The story of two pairs of unlikely mix-race lovers – Nellie and de Becque and Lieutenant Cable (Daniel Koek) and the islander Liat (Celina Yuen) – in the South Pacific at the height of the war was touchy if not controversial in its day.

Hammerstein was under a lot of pressure to cut Cable’s lyric for the song, You’ve Got to be Carefully Taught, in the show’s try-outs because it touched a raw nerve with America’s racially sensitive Broadway audiences.

But Hammerstein was the author who had given the world the ground-breaking musical theatre game-changing Show Boat (along with Jerome Kern) back in 1927.

As lawyer Geoffrey Robertson writes in an essay on the show, and the South Pacific during era, for the program, the number represented why Rodgers and Hammerstein wanted to write the show in the first place.
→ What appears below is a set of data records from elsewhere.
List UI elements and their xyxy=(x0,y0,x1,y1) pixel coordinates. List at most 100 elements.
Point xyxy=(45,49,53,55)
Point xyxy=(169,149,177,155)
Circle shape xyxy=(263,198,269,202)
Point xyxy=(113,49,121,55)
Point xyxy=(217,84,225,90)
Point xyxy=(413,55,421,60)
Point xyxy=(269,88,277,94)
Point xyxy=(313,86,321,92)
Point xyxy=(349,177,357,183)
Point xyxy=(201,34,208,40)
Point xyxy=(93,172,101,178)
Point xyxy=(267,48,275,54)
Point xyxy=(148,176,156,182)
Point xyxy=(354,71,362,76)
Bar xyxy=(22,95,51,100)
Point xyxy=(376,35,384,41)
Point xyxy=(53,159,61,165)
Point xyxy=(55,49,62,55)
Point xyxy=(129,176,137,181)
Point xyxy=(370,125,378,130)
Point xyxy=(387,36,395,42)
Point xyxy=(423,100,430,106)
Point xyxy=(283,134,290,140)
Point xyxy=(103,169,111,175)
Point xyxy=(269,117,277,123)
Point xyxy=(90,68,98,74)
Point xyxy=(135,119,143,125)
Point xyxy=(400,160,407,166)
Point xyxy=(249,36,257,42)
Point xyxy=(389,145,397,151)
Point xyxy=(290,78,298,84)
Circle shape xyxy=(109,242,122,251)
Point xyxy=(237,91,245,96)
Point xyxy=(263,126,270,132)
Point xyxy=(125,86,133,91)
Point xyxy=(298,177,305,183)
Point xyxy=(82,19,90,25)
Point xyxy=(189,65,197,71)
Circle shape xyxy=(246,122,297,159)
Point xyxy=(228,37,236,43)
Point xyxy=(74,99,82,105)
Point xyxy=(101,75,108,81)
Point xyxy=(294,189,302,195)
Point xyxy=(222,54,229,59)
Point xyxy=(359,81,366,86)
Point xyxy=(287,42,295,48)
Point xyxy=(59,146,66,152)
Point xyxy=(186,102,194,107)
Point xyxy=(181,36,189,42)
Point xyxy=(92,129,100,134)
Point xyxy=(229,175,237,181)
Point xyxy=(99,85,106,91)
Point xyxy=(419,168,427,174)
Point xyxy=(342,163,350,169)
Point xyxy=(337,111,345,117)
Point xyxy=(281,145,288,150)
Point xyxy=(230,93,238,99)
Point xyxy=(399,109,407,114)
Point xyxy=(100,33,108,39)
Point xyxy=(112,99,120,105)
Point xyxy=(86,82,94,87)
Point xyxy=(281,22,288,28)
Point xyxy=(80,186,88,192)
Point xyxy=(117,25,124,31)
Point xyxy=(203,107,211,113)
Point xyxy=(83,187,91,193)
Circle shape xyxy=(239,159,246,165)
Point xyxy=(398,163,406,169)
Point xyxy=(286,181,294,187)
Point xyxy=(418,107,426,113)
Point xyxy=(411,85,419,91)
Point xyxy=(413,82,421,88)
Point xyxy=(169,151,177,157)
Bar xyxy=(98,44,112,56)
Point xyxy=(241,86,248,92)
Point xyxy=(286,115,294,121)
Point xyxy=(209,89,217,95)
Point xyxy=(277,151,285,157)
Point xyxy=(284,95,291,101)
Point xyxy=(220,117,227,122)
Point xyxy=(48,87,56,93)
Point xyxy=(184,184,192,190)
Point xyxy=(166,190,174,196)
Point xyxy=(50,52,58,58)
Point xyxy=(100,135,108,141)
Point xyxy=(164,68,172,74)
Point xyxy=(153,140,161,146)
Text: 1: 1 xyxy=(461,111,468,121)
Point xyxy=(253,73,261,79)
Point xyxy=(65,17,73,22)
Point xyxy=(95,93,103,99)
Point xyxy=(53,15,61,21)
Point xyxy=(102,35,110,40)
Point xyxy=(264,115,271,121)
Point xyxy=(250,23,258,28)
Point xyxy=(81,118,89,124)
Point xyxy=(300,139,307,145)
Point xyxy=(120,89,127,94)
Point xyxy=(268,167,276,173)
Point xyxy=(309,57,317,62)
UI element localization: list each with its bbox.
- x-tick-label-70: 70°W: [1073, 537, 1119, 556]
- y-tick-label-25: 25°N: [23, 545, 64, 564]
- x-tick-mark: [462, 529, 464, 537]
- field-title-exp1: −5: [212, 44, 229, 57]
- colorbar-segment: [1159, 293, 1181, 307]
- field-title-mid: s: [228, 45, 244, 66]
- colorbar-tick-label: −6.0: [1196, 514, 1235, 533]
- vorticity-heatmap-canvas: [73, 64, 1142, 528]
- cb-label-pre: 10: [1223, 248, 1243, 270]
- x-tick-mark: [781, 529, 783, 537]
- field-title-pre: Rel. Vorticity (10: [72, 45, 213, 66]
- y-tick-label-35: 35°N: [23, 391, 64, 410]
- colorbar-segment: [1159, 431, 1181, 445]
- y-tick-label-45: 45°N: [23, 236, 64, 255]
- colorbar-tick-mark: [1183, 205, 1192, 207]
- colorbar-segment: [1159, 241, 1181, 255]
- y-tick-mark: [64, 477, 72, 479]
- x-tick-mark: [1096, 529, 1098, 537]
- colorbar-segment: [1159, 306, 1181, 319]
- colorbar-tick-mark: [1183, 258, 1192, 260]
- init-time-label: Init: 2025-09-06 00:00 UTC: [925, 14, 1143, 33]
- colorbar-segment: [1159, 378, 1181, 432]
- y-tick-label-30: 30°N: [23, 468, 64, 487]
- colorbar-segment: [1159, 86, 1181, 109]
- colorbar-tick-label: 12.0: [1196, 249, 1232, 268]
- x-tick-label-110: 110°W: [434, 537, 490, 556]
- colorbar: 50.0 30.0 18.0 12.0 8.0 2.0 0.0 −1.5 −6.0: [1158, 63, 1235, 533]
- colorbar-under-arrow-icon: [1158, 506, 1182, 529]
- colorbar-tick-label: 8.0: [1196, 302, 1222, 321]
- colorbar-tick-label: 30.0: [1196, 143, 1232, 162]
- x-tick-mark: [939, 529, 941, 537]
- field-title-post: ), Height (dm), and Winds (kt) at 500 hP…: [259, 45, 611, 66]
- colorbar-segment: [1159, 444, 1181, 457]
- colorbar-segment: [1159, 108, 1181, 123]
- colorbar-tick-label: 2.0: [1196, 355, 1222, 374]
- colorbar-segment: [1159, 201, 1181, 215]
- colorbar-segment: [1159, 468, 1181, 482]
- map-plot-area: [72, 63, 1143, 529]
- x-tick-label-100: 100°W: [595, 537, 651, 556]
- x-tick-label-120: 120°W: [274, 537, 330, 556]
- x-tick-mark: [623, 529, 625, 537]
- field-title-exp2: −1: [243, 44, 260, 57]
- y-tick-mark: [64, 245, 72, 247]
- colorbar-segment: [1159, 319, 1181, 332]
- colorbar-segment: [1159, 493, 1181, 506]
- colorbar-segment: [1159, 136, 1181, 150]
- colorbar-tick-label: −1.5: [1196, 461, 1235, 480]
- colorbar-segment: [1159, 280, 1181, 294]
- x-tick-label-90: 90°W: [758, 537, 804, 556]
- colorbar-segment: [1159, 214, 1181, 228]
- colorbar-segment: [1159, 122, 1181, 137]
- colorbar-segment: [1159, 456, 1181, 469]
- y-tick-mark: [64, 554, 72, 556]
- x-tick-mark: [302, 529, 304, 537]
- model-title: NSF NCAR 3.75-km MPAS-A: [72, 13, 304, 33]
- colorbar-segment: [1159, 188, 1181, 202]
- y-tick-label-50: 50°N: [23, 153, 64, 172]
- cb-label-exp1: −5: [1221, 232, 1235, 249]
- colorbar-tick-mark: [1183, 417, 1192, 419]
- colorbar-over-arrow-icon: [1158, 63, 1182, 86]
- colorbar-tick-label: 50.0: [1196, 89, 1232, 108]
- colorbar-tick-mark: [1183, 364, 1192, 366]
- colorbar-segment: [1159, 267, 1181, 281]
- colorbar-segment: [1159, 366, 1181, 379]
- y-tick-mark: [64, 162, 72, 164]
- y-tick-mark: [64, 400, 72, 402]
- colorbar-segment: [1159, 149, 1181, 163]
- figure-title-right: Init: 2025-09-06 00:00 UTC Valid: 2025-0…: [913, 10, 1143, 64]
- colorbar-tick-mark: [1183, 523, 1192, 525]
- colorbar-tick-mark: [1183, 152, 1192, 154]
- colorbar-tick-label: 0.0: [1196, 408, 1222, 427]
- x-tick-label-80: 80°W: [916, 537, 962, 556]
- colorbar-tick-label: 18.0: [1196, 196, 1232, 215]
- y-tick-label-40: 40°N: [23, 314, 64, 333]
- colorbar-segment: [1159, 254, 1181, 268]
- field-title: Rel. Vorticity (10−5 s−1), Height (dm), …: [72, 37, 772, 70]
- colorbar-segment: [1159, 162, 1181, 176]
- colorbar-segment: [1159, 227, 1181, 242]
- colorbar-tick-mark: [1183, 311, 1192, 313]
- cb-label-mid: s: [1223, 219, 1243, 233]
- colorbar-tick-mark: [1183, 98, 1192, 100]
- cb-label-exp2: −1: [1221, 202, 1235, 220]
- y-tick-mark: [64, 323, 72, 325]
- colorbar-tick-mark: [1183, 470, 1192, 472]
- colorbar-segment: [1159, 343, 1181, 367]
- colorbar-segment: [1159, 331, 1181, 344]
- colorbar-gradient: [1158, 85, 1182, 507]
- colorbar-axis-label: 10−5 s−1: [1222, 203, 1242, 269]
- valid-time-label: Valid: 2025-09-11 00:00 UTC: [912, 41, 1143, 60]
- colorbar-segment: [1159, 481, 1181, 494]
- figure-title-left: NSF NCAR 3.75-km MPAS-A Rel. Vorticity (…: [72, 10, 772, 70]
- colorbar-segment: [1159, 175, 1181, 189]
Robertson actually attributed the quote to author James A. Mitchener who penned the book, Tales of the South Seas, which Rodgers & Hammerstein used as their primary source.

This Australian adaptation of the latest New York production – known as the Lincoln Center Theatre production and the first ever Broadway revival since the 1949 premiere – is generally faithfully to a great musical love affair on all counts.

(Incidentally, The Lincoln production won seven Tony Awards in  2008, compared to  10 for the original show plus a Pulitzer Prize)

In addition to the talents mentioned, Brisbane-born Gyton Grantley (known for playing Carl Williams in Underbelly and TV’s new hit show House Husbands) handles the comic character Luther Bliss with aplomb and Christine Anu is suitably testy as Bloody Mary.

The ensemble – both nurses and Seebees – added theatrical and musical colour to the show and with the likes of John Frost and Opera Australia’s Lyndon Terracini at the production helm the fire proofing is double-glazed.

There’s several more enchanted evening ahead as South Pacific continues at Brisbane’s Lyric Theatre until January 27.

When it comes to presenting musical theatre in Brisbane, there’s nothing like a  name and there’s several impressive ones here.